Свой среди чужих (Тюрин) - страница 69

– Что там было?!

– Документы разные. Все чистое, незаполненное. Форма офицерская. Карты. Продукты. Оружие. Патроны.

Отвечали беглые зэки охотно, так как прекрасно знали, что за побег им добавят по два-три года, а за предателей родины могут и к стенке поставить.

– Место показать можете?

Уголовники переглянулись, но ответил один Клин, бывший у бандитов за главаря:

– Врать не буду, не знаю, начальник. Где-то ближе к окраине леса, но точно не скажу. Если только вот, Фома. Он местный.

– Ты знаешь, где контейнер?!

Тот шумно глотнул, потом спросил:

– Начальник, а снисхождение нам за это будет?! Все-таки помощь…

После сильного удара в лицо уголовник, оказавшись на земле, торопливо заговорил:

– Начальник! Ты чего! Я же только спросил! Конечно, проведу, начальник! Я помню это место!

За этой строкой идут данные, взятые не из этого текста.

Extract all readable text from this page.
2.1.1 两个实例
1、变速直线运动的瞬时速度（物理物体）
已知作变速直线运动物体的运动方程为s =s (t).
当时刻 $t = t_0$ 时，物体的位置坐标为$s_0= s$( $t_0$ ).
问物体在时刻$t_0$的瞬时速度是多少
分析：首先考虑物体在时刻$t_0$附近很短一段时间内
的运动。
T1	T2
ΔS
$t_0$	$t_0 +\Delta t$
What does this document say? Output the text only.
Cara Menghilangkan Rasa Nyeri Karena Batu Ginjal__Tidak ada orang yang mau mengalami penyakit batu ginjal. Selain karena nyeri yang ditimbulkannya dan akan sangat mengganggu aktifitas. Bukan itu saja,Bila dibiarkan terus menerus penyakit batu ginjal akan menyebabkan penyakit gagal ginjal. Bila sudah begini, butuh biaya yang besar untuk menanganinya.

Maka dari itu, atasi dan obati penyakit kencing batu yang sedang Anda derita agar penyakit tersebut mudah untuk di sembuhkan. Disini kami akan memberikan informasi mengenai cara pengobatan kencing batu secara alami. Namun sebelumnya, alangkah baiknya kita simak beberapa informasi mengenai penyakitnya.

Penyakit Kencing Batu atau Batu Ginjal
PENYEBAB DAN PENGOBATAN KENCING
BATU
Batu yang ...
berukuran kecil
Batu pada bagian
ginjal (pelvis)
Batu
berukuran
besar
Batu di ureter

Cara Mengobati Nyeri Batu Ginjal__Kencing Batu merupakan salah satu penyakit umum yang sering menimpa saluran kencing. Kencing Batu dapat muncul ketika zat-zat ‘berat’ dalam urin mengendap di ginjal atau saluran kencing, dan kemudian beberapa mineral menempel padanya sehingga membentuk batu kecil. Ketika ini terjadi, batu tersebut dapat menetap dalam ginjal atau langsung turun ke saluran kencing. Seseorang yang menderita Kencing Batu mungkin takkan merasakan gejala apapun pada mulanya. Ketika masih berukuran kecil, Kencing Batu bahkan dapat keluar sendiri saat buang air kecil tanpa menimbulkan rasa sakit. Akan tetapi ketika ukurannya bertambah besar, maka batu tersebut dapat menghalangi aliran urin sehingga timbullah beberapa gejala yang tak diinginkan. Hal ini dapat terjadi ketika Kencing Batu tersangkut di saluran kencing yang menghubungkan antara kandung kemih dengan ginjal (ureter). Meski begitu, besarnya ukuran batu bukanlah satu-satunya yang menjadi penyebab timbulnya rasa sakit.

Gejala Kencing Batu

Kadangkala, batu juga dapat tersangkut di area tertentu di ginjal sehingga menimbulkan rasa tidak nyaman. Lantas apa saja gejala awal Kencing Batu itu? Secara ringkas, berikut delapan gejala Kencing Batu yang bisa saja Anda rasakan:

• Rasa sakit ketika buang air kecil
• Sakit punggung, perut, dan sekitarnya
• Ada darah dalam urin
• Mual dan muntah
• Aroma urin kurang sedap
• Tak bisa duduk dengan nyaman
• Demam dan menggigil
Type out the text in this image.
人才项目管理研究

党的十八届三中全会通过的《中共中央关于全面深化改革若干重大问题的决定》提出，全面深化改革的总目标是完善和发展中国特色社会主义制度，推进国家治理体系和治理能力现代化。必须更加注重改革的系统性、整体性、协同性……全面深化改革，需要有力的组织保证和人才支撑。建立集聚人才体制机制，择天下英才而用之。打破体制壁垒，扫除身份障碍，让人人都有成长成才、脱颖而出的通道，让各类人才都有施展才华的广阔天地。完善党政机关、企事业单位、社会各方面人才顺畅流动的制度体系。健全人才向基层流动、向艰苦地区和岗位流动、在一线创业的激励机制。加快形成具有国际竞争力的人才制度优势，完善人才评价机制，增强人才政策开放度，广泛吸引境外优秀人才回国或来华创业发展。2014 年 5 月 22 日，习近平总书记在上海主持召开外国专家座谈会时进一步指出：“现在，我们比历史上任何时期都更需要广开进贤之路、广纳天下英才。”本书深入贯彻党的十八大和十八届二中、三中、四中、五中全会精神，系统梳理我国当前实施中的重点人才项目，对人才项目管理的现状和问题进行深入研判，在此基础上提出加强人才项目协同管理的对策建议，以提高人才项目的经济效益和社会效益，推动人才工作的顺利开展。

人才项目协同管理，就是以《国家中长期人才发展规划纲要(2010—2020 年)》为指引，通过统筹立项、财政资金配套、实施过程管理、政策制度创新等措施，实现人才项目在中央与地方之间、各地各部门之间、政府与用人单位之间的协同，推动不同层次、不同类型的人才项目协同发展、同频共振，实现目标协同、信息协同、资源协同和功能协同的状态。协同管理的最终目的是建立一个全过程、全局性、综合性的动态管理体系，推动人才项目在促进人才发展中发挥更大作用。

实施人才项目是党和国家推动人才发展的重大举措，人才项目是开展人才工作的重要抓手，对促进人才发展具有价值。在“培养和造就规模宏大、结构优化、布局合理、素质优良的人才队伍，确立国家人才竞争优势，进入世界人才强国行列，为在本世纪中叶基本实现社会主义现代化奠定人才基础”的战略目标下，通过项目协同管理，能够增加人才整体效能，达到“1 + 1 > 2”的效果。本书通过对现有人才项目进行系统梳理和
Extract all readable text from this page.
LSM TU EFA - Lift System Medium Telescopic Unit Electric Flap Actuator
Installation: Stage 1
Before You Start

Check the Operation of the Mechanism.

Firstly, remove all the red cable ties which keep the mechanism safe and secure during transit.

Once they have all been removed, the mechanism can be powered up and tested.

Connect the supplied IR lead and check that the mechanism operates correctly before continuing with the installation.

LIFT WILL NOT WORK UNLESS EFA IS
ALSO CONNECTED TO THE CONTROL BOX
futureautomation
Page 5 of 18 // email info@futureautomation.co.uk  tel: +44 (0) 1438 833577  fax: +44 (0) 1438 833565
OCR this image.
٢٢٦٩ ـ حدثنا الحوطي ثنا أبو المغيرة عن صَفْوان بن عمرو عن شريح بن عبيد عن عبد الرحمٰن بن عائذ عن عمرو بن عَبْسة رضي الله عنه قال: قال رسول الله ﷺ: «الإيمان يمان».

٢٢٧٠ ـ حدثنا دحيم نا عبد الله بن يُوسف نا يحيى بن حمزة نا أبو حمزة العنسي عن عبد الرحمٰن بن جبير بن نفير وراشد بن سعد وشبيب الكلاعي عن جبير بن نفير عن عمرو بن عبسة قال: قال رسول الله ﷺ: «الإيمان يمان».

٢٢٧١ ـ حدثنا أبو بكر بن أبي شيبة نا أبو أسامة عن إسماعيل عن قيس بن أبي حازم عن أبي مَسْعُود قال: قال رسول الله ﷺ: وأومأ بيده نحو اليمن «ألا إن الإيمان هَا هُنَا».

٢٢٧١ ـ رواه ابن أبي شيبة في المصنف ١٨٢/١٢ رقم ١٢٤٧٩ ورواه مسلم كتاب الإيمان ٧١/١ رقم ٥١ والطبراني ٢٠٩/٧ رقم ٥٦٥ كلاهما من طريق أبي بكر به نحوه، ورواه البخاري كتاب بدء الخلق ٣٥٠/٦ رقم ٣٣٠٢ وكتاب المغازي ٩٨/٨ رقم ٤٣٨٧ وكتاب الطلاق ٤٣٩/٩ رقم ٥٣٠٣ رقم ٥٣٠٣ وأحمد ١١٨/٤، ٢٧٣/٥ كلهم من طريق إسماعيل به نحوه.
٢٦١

Спустя сутки мы вернулись в управление. Без шпионов, зато с грузовым контейнером. Почему агенты не подобрали его, был только один ответ. Не смогли найти. Я так и не узнал, что в ходе облавы, где-то в километре от обнаруженного груза, было найдено три спрятанных парашюта. Переночевав дома, я пришел в управление и сел писать отчет о проделанной работе. Сидеть в теплом кабинете после двух суток, проведенных на морозе, было приятно, вот только взгляд на бумаги, лежащие передо мной, не давал ощутить полное удовлетворение. Впрочем, уже буквально через два часа меня вызвали в дежурную комнату, где собиралась следственная группа, которой было поручено дело по ограблению склада с оружием в одной из воинских частей, где был убит солдат, стоящий на внутреннем посту.

Появился я в управлении уже только через неделю. Работы было много, причем не только оперативной, но и бумажной. Время от времени приходилось выезжать на «проверки». Так мы называли звонки от людей, которые просили проверить того или иного человека. Среди них было немало «пустышек», но именно по такому звонку мы с Максимом Тарасовым взяли власовца, который каким-то образом сумел добраться до Москвы и решил отсидеться у матери. Приехал он под видом сержанта-фронтовика. Участкового вполне убедил шрам на животе и бумага из госпиталя, в которой говорилось, что боец получил множественные осколочные ранения живота, согласно которым был комиссован. Вот только не сумели мы эту сволочь взять живьем. Каким-то звериным чутьем тот понял, что мы пришли по его душу, и начал отстреливаться, а последний патрон пустил себе в висок. Следующие два дня меня не трогали. Все это время я приводил свои бумаги в порядок, потому что майор Васильченко строго заявил: если прямо сейчас не приведу бумаги в порядок, то буду иметь бледный вид. К вечеру второго дня я озверел, закопавшись в бумагах. На третий день утром пришел Быстров, но садиться не стал. Я только поставил чайник. Мы с ребятами собирались завтракать.